Suren Nalbandyan

Personal information
- Born: 3 June 1956 (age 70) Geghard, Armenian SSR, Soviet Union
- Height: 1.63 m (5 ft 4 in)
- Weight: 68 kg (150 lb)

Sport
- Sport: Wrestling
- Event: Greco-Roman
- Club: VS Astrakhan VS Rostov-on-Don
- Coached by: G. Sapunow Vladimir Fomin

Medal record
Representing Soviet Union
Men's Greco-Roman wrestling
Olympic Games
| Gold medal – first place | 1976 Montreal | 68 kg |
European Championships
| Bronze medal – third place | 1976 Leningrad | 62 kg |
| Gold medal – first place | 1977 Bursa | 68 kg |

= Suren Nalbandyan =

Olympic wrestler (born 1956)

Suren Nalbandyan (Սուրեն Նալբանդյան, born June 3, 1956) is a former Soviet Armenian Greco-Roman wrestler. He is a five-time Soviet Champion, European Champion and Olympic Champion. He was awarded the Honoured Master of Sports of the USSR and USSR Badge of Honor titles in 1976.

==Early life==
Suren was born in the village of Geghard in the Abovyan region of the Armenian SSR. In 1964, his family moved to Astrakhan, where, in 1969, he began to compete in Greco-Roman wrestling under the leadership of Honored Coach of the RSFSR, Vladimir Fomin. He won the USSR Championship in 1972 and 1974 among junior.

==Career==
In 1975, Nalbandyan won the USSR Championship as a senior and won a gold medal at the Junior World Championship. In 1976, he won the Championship of the Soviet Union again and became a member of the USSR national Greco-Roman wrestling team.

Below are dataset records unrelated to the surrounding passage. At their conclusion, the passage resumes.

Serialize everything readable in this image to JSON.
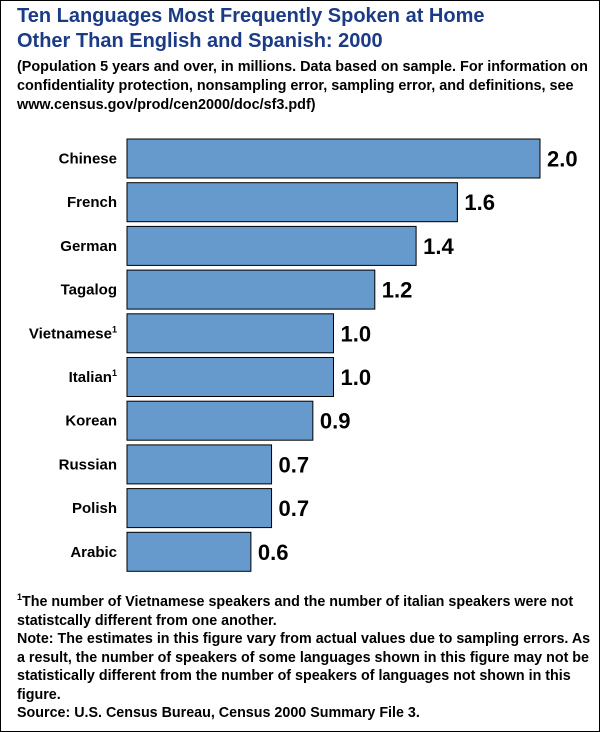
{
  "header": {
    "title_line1": "Ten Languages Most Frequently Spoken at Home",
    "title_line2": "Other Than English and Spanish: 2000",
    "subtitle": "(Population 5 years and over, in millions. Data based on sample. For information on confidentiality protection, nonsampling error, sampling error, and definitions, see www.census.gov/prod/cen2000/doc/sf3.pdf)"
  },
  "chart_data": {
    "type": "bar",
    "orientation": "horizontal",
    "title": "Ten Languages Most Frequently Spoken at Home Other Than English and Spanish: 2000",
    "xlabel": "",
    "ylabel": "",
    "unit": "millions",
    "xlim": [
      0,
      2.0
    ],
    "grid": false,
    "categories": [
      "Chinese",
      "French",
      "German",
      "Tagalog",
      "Vietnamese",
      "Italian",
      "Korean",
      "Russian",
      "Polish",
      "Arabic"
    ],
    "footnote_marks": [
      "",
      "",
      "",
      "",
      "1",
      "1",
      "",
      "",
      "",
      ""
    ],
    "values": [
      2.0,
      1.6,
      1.4,
      1.2,
      1.0,
      1.0,
      0.9,
      0.7,
      0.7,
      0.6
    ],
    "value_labels": [
      "2.0",
      "1.6",
      "1.4",
      "1.2",
      "1.0",
      "1.0",
      "0.9",
      "0.7",
      "0.7",
      "0.6"
    ],
    "bar_color": "#6699cc"
  },
  "notes": {
    "footnote_mark": "1",
    "footnote_text": "The number of Vietnamese speakers and the number of italian speakers were not statistcally different from one another.",
    "note": "Note: The estimates in this figure vary from actual values due to sampling errors. As a result, the number of speakers of some languages shown in this figure may not be statistically different from the number of speakers of languages not shown in this figure.",
    "source": "Source: U.S. Census Bureau, Census 2000 Summary File 3."
  },
  "colors": {
    "title": "#1c3b86",
    "bar": "#6699cc"
  }
}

Nalbandyan won a bronze medal at the 1976 European Wrestling Championships. Shortly afterward, he was chosen to participate at the 1976 Summer Olympics in Montreal. Nalbandyan won an Olympic gold medal. He became the first Armenian wrestler to become an Olympic Champion. The following year, he became the Champion of the USSR again and won a gold medal at the 1977 European Wrestling Championships. He was a member of the Soviet team at the 1980 Summer Olympics in Moscow, but came in fourth place and was unable to win a medal. Nalbandyan then completed his wrestling career.

He was never called up to compete at the World Wrestling Championships despite winning the Soviet Championships five times.

Later, Nalbandyan began coaching. He developed a scientific approach to the general physical, power and speed training of young wrestlers.